Putin bei Hannover Messe Auf die Balance kommt es an
08.04.2013, 21:39 Uhr
Es ging auch manchmal heiter zu: Putin und Merkel auf der Hannover Messe.
(Foto: picture alliance / dpa)
Der Besuch des russischen Staatspräsidenten Wladimir Putin auf der Hannover Messe dient in erster Linie der Vertiefung der deutsch-russischen Wirtschaftsbeziehungen. Doch angesichts der Durchsuchungen deutscher Stiftungen in Russland kam Kanzlerin Angela Merkel um eine Stellungnahme zur politischen Situation in Putins Reich nicht umhin. Deren Bewertung fällt in deutschen Tageszeitungen unterschiedlich aus.
Die Frankfurter Allgemeine Zeitung ist überzeugt, dass "keine noch so deutlichen Worte einer westlichen Regierung Putin dazu bringen" würden, "plötzlich demokratische Regeln zu achten." Dafür stünde für die russische Führung sowie für Putin selbst zu viel auf dem Spiel. Dennoch hält sie die Kritik der Kanzlerin für "ein wichtiges Signal: zum einen an den Kreml, der sich ohne solche Ermahnungen vielleicht nicht einmal mehr bemühen würde, den demokratischen Schein zu wahren, zum anderen auch an diejenigen Personen und Gruppen in Russland, die demokratische Werte teilen." Dabei käme es auf die richtige Balance an, heikle Themen dann anzusprechen, wenn Moskau selbst große Interessen verfolgt: in Wirtschaftsfragen.
Die Wirtschaftsvertreter selbst sieht hingegen die Hannoversche Allgemeine Zeitung in der Pflicht: "Auf die Menschenrechte in Russland zu pochen ist in erster Linie Aufgabe der Politik. Ganz aber kann sich die Wirtschaft nicht wegducken." Denn wenn heute gern von nachhaltiger Produktion die Rede ist, dann kämen auch die politischen Standards im Investitionsland in den Blick. "Wer sagt denn, dass ein Abschluss scheitert, wenn es zuvor einen Hinweis auf die politischen Verhältnisse im Land gibt? Die Metallarbeitgeber aus Niedersachsen sind mit gutem Beispiel vorangegangen und haben das russische Vorgehen gegen die Stiftungen kritisiert. Danach kann man ja immer noch intensiv über Maschinenbau reden."
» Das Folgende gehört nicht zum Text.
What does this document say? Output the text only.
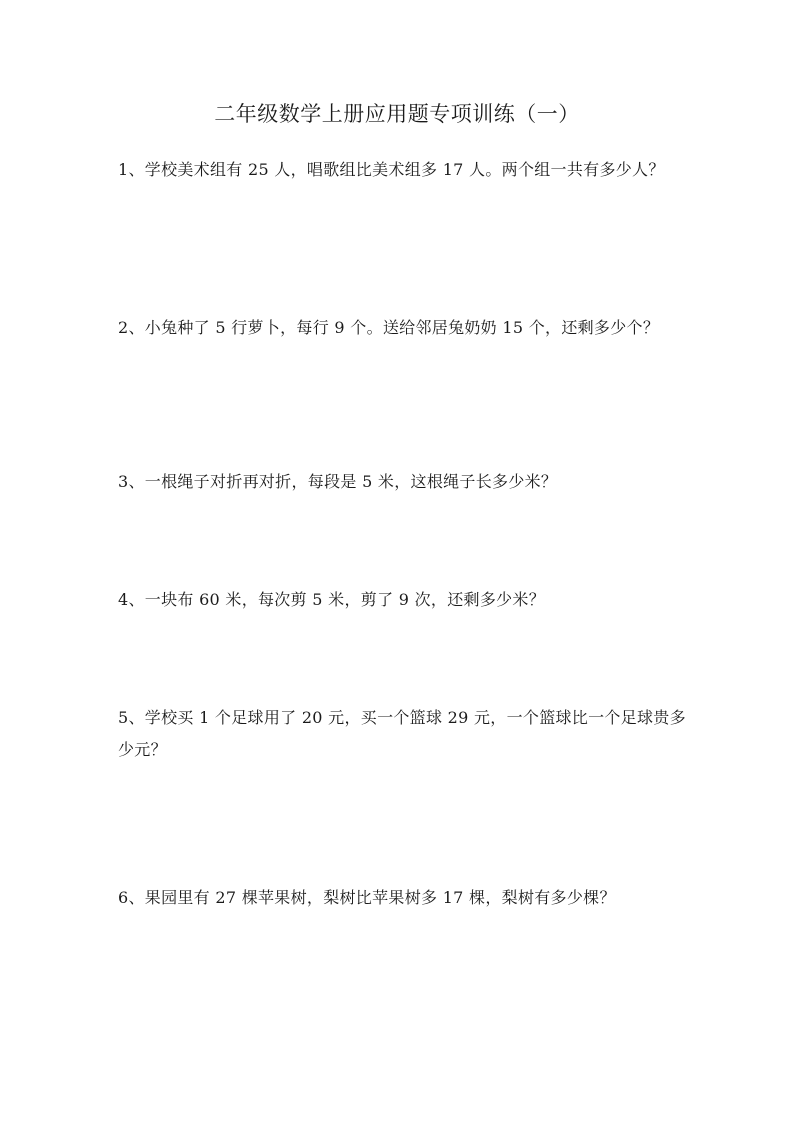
二年级数学上册应用题专项训练（一）
1、学校美术组有 25 人，唱歌组比美术组多 17 人。两个组一共有多少人？
2、小兔种了 5 行萝卜，每行 9 个。送给邻居兔奶奶 15 个，还剩多少个？
3、一根绳子对折再对折，每段是 5 米，这根绳子长多少米？
4、一块布 60 米，每次剪 5 米，剪了 9 次，还剩多少米？
5、学校买 1 个足球用了 20 元，买一个篮球 29 元，一个篮球比一个足球贵多少元？
6、果园里有 27 棵苹果树，梨树比苹果树多 17 棵，梨树有多少棵？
"Putin hat in einem ARD-Interview bewiesen, mit welch paranoiden Hirngespinsten sich Russlands Machtelite umgibt", befindet hingegen die Rhein-Zeitung aus Koblenz. "Eine Milliarde Dollar seien in vier Monaten aus dem Ausland an 654 russische NGOs geflossen, behauptete der Kremlchef allen Ernstes." Wer zu solchen Behauptungen schweigt oder sogar gute Miene zum bösen Spiel macht, fördere nicht die Interessen der deutschen Wirtschaft. "Er bekräftigt lediglich Putins Repressionskurs und beschädigt die eigene Glaubwürdigkeit."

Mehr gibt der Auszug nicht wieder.